It's technically not even summer yet. But as I write this it's 100 degrees. Savannah is experiencing its 25th consecutive day of high temps in the 90s or above. So far, an entire month's worth of days in 2011 has hit 90 degrees or above.
No end is in sight. If current trends hold, this will be the hottest summer on record. Ever.
Following last summer, which at the time was the hottest summer on record.

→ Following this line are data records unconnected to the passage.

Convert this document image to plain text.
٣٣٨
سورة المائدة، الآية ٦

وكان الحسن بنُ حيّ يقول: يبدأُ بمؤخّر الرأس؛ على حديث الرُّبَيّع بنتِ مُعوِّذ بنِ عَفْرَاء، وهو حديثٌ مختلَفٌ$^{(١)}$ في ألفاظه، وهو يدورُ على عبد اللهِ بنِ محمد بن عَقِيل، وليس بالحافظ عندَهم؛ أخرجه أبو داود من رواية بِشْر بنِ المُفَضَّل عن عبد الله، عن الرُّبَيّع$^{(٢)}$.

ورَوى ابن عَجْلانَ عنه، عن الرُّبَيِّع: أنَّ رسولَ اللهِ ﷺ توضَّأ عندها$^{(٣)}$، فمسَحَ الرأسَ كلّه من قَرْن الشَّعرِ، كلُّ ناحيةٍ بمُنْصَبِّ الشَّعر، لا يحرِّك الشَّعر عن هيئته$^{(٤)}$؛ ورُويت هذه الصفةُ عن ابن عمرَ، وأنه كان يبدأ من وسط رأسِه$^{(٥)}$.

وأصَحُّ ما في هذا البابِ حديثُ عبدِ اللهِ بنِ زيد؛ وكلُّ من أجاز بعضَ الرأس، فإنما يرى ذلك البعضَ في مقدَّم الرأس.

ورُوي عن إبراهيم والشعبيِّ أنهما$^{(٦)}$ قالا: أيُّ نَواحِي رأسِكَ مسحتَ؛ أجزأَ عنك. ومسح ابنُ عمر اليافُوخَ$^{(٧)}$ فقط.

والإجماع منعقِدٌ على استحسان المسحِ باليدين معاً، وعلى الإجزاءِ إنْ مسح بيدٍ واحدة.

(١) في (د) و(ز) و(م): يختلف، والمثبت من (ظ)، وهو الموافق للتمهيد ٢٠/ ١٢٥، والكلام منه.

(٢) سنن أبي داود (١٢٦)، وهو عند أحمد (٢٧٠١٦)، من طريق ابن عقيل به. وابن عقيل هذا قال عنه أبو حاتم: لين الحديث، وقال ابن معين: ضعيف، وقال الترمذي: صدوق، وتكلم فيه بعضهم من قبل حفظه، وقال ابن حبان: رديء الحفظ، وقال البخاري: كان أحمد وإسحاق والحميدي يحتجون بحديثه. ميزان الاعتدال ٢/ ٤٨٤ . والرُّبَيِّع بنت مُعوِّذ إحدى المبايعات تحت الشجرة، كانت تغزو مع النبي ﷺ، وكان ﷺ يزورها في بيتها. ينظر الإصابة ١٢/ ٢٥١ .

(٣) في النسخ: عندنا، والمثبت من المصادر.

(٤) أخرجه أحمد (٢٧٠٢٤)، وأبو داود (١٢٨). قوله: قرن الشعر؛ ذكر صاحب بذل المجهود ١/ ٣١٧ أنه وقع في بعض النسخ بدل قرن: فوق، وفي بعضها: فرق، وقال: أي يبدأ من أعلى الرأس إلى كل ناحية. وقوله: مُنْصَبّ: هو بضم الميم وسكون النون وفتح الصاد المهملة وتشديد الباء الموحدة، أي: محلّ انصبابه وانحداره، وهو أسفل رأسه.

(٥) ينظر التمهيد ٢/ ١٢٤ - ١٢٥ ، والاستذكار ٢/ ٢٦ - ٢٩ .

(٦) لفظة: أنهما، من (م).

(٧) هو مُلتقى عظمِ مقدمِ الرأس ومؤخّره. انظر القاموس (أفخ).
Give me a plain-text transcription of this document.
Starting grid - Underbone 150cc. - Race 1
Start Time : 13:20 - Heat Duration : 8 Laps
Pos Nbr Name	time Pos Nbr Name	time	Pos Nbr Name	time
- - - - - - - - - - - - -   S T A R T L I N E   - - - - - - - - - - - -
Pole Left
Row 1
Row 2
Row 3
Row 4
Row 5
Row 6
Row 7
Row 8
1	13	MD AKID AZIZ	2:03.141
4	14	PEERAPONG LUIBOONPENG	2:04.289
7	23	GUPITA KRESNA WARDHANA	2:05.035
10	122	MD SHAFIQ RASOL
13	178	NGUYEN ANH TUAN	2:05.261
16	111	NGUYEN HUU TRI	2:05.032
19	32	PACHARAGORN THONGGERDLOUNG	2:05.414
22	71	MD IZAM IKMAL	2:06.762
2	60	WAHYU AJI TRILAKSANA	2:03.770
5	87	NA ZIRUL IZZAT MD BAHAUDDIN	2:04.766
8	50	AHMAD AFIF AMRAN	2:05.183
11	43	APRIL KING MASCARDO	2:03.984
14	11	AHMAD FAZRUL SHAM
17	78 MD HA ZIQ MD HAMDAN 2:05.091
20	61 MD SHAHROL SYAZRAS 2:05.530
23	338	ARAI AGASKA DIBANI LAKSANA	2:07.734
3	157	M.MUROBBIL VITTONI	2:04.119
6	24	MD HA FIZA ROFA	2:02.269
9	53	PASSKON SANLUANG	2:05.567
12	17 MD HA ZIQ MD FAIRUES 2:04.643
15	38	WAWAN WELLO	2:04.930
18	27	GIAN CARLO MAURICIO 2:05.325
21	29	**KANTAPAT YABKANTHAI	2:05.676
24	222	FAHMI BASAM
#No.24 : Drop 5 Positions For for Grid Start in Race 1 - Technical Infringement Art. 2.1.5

Which followed the previous summer, which was... you get the picture.
It used to be that discussing the weather was the epitome of harmless small talk.
"Nice day, huh?" "Yep, sure is."
"Hot enough for ya? Ha, ha."
But now our idea of small talk is discussing a congressman's dirty pictures. Anything, really, to avoid talking about the increasingly nasty weather, both summer and winter and in-between, and what might be the cause of it.
The president's full-time job these days seems to be running from one natural disaster scene to another: Tuscaloosa, Memphis, Joplin.
South Georgia's drought-ravaged farms are another disaster in the making. And don't even think about hurricane season....
Despite (or perhaps because of) the evidence all around us, we can never, ever discuss climate change. Or if we do, it must always be in jest, preferably in that mocking tone we all recognize from fifth grade and Fox News:
"Al Gore is shoveling snow looking for his global warming, hahaha" (said during winter)
"Beautiful day outside. If this is global warming I want more of it!" (said a million times a day March-October on Facebook whenever it's not raining where the poster lives).
Never mind that the whole point of climate change is that warm air and warm ocean temps change weather patterns in different ways. The systemic change can lead to more snow and colder temps in the winter as well as hotter summers and extreme storm activity.
Just because there's still snow and frigid temps in January doesn't mean there's no climate change. It's not ironic, nor is it proof that climate change doesn't exist. As WTOC meteorologist Pat Prokop is fond of saying on that subject, "It's cold because it's winter."
This isn't about politics. It's about science and math. Two things Americans really don't do very well anymore.
I've said for years that the main problem facing America, the problem from which most all our other problems stem, is a dramatic erosion in critical thinking skills.
America's failure -- and it really is our failure, because no other country denies climate change anywhere near as vociferously as we do -- is in failing to see the difference between opinion ("climate change is a socialist plot") and fact (the Earth is getting warmer and human activity is likely contributing to it), the difference between propaganda and research.
It's increasingly likely, given President Obama's reluctance to confront the issue and the opposition party's paranoid superstitions regarding it, that it will be up to nations other than the U.S. to address climate change, in whatever way it can be addressed at this point.
Until then -- is it hot enough for ya?